The prison service costs the British taxpayer a total of £3,580,000,000 per annum, with a current prisoner population of 84,431, and this means that on average, it costs £42,401 per annum to keep an offender in prison. Presumably, potentially violent maximum security prisoners will cost rather more, and non-violent offenders held in open prisons will cost less.
Mark Bridger is forty-seven years old and if he lives another forty years, this means that he will cost the taxpayer £1,696,040 over that period.
When one considers the current climate of financial shortages and government cut-backs to vital services, it seems ludicrous that so much money will be wasted keeping alive someone who will always be a danger to those around him and who will never make a positive contribution to the life of our people.

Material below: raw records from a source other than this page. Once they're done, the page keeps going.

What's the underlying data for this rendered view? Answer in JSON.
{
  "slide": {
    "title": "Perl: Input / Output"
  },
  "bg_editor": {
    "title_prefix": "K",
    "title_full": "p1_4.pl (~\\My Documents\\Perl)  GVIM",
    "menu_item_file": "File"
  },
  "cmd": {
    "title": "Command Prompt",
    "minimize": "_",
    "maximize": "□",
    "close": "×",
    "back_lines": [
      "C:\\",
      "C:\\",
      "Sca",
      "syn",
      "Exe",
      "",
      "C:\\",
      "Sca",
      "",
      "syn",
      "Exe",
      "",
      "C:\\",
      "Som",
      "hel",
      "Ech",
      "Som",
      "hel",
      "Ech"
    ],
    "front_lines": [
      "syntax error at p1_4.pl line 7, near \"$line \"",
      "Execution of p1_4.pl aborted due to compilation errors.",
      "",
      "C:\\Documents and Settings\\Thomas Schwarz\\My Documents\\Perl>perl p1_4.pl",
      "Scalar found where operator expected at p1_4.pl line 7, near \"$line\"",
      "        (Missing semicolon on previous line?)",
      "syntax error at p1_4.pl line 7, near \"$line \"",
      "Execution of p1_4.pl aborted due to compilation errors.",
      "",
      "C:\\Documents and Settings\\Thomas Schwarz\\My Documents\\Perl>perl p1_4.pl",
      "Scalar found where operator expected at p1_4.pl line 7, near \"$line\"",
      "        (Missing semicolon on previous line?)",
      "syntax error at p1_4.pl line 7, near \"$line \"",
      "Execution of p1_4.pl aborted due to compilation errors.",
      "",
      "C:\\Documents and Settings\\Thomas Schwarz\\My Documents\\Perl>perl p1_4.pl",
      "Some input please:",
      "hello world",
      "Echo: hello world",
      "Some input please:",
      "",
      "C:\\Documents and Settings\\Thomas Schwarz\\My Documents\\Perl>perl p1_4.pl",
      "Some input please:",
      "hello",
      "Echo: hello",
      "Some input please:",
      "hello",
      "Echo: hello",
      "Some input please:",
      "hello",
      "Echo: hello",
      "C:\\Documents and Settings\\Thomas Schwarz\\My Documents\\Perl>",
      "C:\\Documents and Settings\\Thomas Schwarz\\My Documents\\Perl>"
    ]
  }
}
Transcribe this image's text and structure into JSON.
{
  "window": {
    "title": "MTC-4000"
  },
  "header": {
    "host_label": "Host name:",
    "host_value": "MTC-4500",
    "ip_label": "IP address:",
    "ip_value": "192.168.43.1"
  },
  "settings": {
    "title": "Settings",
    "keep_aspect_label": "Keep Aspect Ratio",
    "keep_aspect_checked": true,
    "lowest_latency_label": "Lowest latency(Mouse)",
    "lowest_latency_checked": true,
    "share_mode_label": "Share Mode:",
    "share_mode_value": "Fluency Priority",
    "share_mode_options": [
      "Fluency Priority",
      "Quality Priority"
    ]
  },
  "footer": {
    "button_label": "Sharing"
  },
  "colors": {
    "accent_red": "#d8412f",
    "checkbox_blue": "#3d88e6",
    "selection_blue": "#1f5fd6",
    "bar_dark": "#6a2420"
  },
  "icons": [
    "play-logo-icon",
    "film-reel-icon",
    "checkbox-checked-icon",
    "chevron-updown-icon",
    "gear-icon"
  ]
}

When one considers that heart disease is a major killer in this country and that a life saving heart valve replacement operation costs the NHS just £10,000, our action in keeping Mark Bridger alive means that during the remainder of his lifetime, the public purse will be denied the funding necessary for the NHS to potentially carry out 169 life saving heart valve replacement operations.
In other words in the ‘zero sum game’ of life, our misplaced humanitarianism, causing us to spare Mark Bridger’s life, means that his life will be paid for through the unnecessary deaths of a further 169 innocent people over the next forty years.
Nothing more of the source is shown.